Laissant la jeune femme à l’abri d’un palmier nain, il s’avança entre les deux hommes :

— Puis-je vous rappeler au sens de la dignité, gentlemen, et par la même occasion vous offrir mes services puisque, apparemment, vous ne sauriez sortir de cette situation sans vous rendre sur le pré…

— Vous voulez que je me batte en duel avec ce… cet homme des cavernes ? glapit l’Italien. Tout ce qu’il mérite c’est une volée de coups de bâton… Que je suis tout prêt à lui offrir d’ailleurs !

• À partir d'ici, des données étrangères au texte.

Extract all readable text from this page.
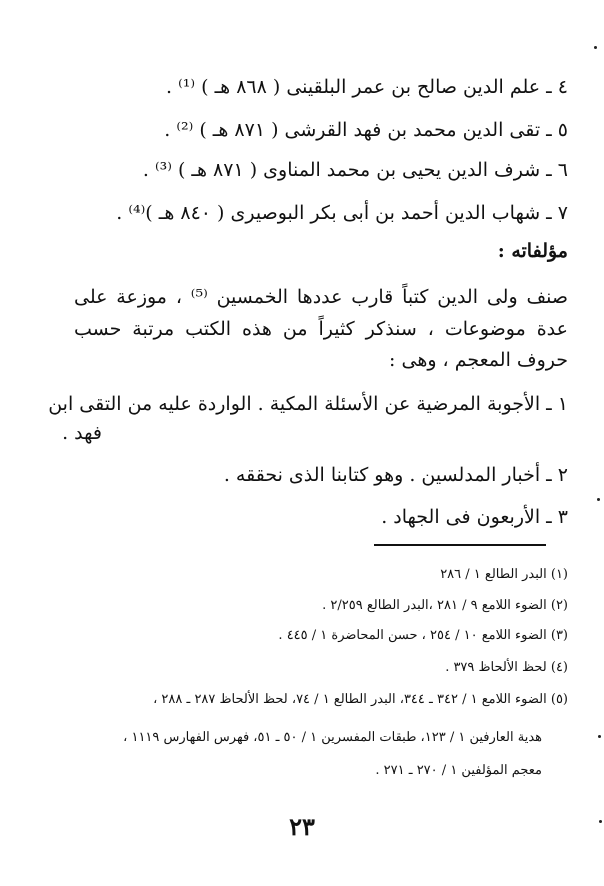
٤ ـ علم الدين صالح بن عمر البلقينى ( ٨٦٨ هـ ) ⁽¹⁾ .
٥ ـ تقى الدين محمد بن فهد القرشى ( ٨٧١ هـ ) ⁽²⁾ .
٦ ـ شرف الدين يحيى بن محمد المناوى ( ٨٧١ هـ ) ⁽³⁾ .
٧ ـ شهاب الدين أحمد بن أبى بكر البوصيرى ( ٨٤٠ هـ )⁽⁴⁾ .
مؤلفاته :
صنف ولى الدين كتباً قارب عددها الخمسين ⁽⁵⁾ ، موزعة على
عدة موضوعات ، سنذكر كثيراً من هذه الكتب مرتبة حسب
حروف المعجم ، وهى :
١ ـ الأجوبة المرضية عن الأسئلة المكية . الواردة عليه من التقى ابن
فهد .
٢ ـ أخبار المدلسين . وهو كتابنا الذى نحققه .
٣ ـ الأربعون فى الجهاد .
(١) البدر الطالع ١ / ٢٨٦
(٢) الضوء اللامع ٩ / ٢٨١ ،البدر الطالع ٢/٢٥٩ .
(٣) الضوء اللامع ١٠ / ٢٥٤ ، حسن المحاضرة ١ / ٤٤٥ .
(٤) لحظ الألحاظ ٣٧٩ .
(٥) الضوء اللامع ١ / ٣٤٢ ـ ٣٤٤، البدر الطالع ١ / ٧٤، لحظ الألحاظ ٢٨٧ ـ ٢٨٨ ،
هدية العارفين ١ / ١٢٣، طبقات المفسرين ١ / ٥٠ ـ ٥١، فهرس الفهارس ١١١٩ ،
معجم المؤلفين ١ / ٢٧٠ ـ ٢٧١ .
٢٣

— Ce n’est pas si simple, coupa Sherwood. Le prince Kholanchine, outre qu’il est cousin de Sa Majesté le Tzar, se trouve être l’offensé puisque vous l’avez giflé. Le choix des armes lui appartient donc et vous n’avez aucun moyen de vous dérober sous peine de forfaiture !

— Bravo ! Très bien ! applaudit Grigori en roulant furieusement les r. J’ai déjà dit : sabre ! Mais sabre cosaque. Pas ridicule petite chose européenne !

— Pourquoi pas un cimeterre ou un yatagan, pendant que vous y êtes ? gronda Alfieri. C’est grotesque !

— Le comte n’a pas tout à fait tort, fit sèchement l’Anglais. Le folklore ne saurait intervenir dans une affaire d’honneur et les chances doivent être égales. Veuillez faire choix de vos témoins, gentlemen, et je réglerai le combat. Mais auparavant je tiens à dire, prince, que si je n’anticipais pas pour vous une leçon méritée, je m’en chargerais volontiers moi-même.